On Wednesday Zoellick was in Singapore for a prominent infrastructure conference, where he underlined that a focus on infrastructure is a key part of the solid growth agenda the G-20 is trying to tackle. He also noted some important facts. First, infrastructure investment represents two-thirds of growth increase in East Asia and about half of the growth increase in Africa. Second, the World Bank estimates the need for infrastructure investment and maintenance in developing countries will amount to about $900 billion a year.
Despite this robust demand, developing countries face significant difficulty in attracting more private investment in all the subsectors of infrastructure to meet the enormous shortfall that governments alone cannot fill. Compounding the challenge, the global financial crisis has had major repercussions on the infrastructure development plans of many of these countries.
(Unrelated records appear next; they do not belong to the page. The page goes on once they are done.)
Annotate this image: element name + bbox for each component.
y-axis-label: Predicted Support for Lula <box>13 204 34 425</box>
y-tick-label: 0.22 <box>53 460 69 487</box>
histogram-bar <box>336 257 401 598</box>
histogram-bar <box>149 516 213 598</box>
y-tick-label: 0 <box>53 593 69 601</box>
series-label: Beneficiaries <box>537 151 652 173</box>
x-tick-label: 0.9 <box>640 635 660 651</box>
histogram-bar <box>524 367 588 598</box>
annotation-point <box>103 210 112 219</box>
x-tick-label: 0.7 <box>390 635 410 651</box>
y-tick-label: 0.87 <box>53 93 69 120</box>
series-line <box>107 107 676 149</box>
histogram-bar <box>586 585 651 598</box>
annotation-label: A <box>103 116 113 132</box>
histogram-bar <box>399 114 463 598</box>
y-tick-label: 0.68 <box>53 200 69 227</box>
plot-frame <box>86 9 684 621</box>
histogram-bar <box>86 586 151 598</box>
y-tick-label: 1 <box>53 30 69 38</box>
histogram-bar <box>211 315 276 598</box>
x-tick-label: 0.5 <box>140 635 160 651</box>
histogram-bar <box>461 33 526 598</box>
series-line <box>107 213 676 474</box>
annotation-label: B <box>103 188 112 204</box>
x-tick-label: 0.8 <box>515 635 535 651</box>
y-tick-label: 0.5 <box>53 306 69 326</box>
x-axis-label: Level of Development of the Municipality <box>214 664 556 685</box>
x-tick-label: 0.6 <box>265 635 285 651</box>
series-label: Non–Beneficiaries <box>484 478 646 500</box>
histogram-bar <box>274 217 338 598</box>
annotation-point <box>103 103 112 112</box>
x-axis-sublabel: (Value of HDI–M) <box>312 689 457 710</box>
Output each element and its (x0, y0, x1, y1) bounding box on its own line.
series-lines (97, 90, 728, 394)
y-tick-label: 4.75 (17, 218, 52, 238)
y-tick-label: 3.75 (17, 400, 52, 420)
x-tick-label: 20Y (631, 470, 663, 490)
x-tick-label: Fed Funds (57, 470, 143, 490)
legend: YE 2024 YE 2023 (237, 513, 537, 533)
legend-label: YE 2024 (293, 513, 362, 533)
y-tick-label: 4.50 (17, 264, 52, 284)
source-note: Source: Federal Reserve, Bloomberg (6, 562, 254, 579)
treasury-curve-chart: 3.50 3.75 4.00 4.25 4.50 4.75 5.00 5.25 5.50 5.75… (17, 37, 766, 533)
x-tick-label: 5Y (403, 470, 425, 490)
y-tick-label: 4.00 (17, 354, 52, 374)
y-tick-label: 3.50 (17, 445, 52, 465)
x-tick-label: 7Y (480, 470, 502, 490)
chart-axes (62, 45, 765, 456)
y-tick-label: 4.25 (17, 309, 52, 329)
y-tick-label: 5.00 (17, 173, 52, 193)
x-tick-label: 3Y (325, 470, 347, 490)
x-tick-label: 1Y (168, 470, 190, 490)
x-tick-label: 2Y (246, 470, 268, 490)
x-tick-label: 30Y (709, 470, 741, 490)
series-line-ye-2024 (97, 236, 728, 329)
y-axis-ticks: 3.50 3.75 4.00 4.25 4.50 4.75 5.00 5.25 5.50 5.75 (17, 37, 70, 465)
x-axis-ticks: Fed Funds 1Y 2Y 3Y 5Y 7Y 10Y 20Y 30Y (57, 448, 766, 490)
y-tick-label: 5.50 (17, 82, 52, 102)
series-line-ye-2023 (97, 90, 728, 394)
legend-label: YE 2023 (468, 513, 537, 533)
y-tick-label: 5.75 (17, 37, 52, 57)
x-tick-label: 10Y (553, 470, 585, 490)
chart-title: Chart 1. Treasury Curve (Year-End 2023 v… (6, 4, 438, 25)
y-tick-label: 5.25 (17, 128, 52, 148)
And while MIGA saw an uptick in infrastructure sector activity in fiscal year 2010 that suggests a small recovery, the sheer size of infrastructure deficits in the developing world is daunting.
MIGA offers political risk insurance in order to attract investors and private insurers into difficult operating environments, and certainly many infrastructure projects in the developing world can fall into this category. The infrastructure industry is uniquely vulnerable to political risk due to its huge upfront costs and capital investment, longer timeframes, and reliance on future cash flows to meet financial obligations and provide reasonable returns.
MIGA’s experience in underwriting infrastructure investments in the developing world is extensive. Since its inception in 1988, we have issued more than $5.6 billion in guarantees for infrastructure projects. MIGA’s coverage has ranged from large hydropower dams in sub-Saharan Africa, to toll roads in Latin America, to water supply and treatment plants in Asia. MIGA is able to support investments at the sub-sovereign level, an important advantage in this sector.
The Doraleh Container Terminal in Djibouti is a prime example of a complex MIGA-supported infrastructure project that is showing tangible impact today. In December 2007, we underwrote $427 million in guarantees for construction of the terminal. Just one year later, the new state-of-the-art container terminal, operated by DP World of Dubai, was already boasting impressive results. Now the terminal, located in one of the world’s poorest countries, is setting technical and efficiency standards for other port operations and serving as the backbone for the nation’s economy. Resultantly, Djibouti is emerging as a key trade gateway for the member nations of the Common Market for Eastern and Southern Africa.
Infrastructure investment in emerging markets is often risky, but from MIGA’s perspective, unequivocally crucial to moving developing countries’ development forward. From the perspective of investors, the opportunities for financial gain are substantial and growing.
Our hope is to provide insurance as part of well-conceived ventures that reap rewards for the investor and build a stronger base for development.